As the Doberman was imported, many were concerned about the training and handling of these dogs. Most of the imports were imports were mature and were already trained in obedience, as well as police work. The dogs bred in this country also needed training. Most fanciers wanted the dog taught to excel in various aspects of guarding, attacking, trailing, etc., for which he was bred. The formation of the Doberman Pinscher Club of America was for the purpose of providing annual trials in police work.
About this same time, Willy Necker was employed as the first trainer for Glenn Staines. Mr. Staines turned his attention from show and police Dobermans to two causes – the Doberman itself and as a guide for the blind. Stanley Donin, also a famous trainer, was the last of Mr. Staines’ trainers.
Meantime, in the Chicago area, Mrs. Reynolds was raising Dobermans on her estate north of Libertyville, which was called “Dobe Villa.” Here was a large kennel, with many people employed. The training of her dogs was a substantial job, and she permitted others to train their Dobermans at Dobe Villa.
Before long, the need for facilities for individuals owners to train their own dogs brought about the formation of the first “training club” in the country, partly an outgrowth of the work at Dobe Villa. Mr. William Schaefer was responsible for forming and establishing the training program for the North Shore Dog Training Club, an organization which still exists.
No long after the North Shore Club was established; Mr. Schaefer went to Cleveland by request and helped get a similar club under way. Some of the key trainers were Clyde Henderson, Frank Grant, and Maxwell Riddle. Doberman fanciers again had a strong role in the successful training program launched in Cleveland.
Later, Mr. and Mrs. Frank Grant formed the Michigan Doberman Pinscher Club and also a very successful training club. Mr. Grant personally underwrote the activities of the training clubs. He also wrote a column for several years in DOG NEWS.
Mr. Clyde Henderson, a Doberman Fancier, became nationally famous during World War II for his work in training dogs for the Marine Corps. After the War he returned to Cleveland, where he was a trainer. Mr. Willy Necker was also active in training dogs for the armed services during World War II.
After World War II, obedience was “bursting out” and was adopted by many breeds. German Shepherds had begun a long climb back to national prominence through maintaining obedience as “the” activity for Shepherd people. Doberman fanciers had begun to discover that they could live with their American-bred Dobermans without training them, and training was on the decline. Only the originally devoted and a few converts were strongly active.
At the National level, there was no talk of police trials. The obedience trials held in association with the National Specialty claimed an entry of about 30; an in the early 1950’s, the National Club held one without obedience. Roland Horton, obedience judge and Doberman fancier, persuaded the DPCA officers to reinstate obedience the following year on a probationary basis, with the costs underwritten by those interested in obedience.

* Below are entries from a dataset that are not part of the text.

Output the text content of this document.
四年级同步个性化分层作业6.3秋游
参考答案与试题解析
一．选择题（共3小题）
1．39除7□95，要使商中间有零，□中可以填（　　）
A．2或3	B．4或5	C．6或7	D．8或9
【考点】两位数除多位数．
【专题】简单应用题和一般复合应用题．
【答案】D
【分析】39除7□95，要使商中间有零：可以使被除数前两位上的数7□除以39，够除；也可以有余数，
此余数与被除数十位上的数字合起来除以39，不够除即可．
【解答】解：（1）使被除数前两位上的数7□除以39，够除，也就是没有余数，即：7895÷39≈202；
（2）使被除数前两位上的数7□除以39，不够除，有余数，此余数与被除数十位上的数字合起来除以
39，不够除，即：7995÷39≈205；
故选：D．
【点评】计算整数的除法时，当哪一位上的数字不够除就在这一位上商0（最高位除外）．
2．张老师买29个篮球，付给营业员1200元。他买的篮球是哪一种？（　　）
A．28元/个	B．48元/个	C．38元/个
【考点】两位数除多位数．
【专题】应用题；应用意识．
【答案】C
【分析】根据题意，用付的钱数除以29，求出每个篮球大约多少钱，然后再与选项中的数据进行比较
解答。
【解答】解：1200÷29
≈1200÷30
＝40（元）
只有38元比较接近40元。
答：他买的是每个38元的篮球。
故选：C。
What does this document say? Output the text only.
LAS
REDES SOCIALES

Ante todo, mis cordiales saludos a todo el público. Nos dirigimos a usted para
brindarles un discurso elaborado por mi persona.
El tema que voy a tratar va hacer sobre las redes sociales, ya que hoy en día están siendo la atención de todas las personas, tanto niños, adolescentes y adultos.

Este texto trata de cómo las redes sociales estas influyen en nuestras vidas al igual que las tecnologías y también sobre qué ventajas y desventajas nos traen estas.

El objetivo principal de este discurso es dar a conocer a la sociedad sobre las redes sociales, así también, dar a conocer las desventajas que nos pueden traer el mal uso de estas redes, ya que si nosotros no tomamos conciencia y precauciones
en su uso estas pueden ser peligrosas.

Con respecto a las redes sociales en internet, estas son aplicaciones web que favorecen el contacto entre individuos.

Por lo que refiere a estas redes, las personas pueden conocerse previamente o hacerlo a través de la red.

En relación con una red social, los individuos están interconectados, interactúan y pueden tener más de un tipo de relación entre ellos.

In spite of the decline of Doberman in obedience, there was still a deep respect for the Doberman as trainable. This was largely due to the professionals who had done so much for Dobermans.
Willy Necker had a Doberman act which he put on at dog shows and fairs. He would enter an arena with seven Dobermans, six dogs and one bitch. They would then go through a well rehearsed act of jumping, retrieving, scalling, some clowning, etc.
Ludwig Gessner also did much for the breed through an act he had built around Dobermans he had trained.
In addition to these acts, some well trained Dobermans were taken around to obedience trails, more for exhibition than anything else. Some of the top workers came from Mr. Willy Necker, Mr. Roland Horton, and Mr. Hugh Crebs.
During this period, a trainer in Detroit took Doberman bitch and taught her the rudiments of crossing streets safely. Under the name of “Safety Girl,” she delighted thousands of school children and did a great deal to teach them safety. In Wayne, another police officer trained Dobermans to do much of the same sort of demonstration work, as well as guard work.
For many years, there were two training clubs for Doberman fanciers in Chicago, one on the north side, and one on the south side. Fred Kahl held the South Side Doberman Training Club together year after year. The North Side Club held classes only when it was profitable. Both clubs, however, did much for Dobermans in obedience in the Chicago area through their activities.
The Doberman Pinscher Club of Chicagoland promoted obedience very actively form 1953-1958. It held a separate obedience trial for Dobermans one of those years, carried on an intensive campaign to recognize the obedience trained Dobermans owned by Club members, and built a tradition that obedience dogs were shown “in the breed.” This tradition was almost a rebellion against the practice of “choosing” one or the other, which was the rule of the time.
After four years of the campaign of the Chicagoland Club, Dobermans were second only to Shepherds in the number of obedience entries at all-breed trials.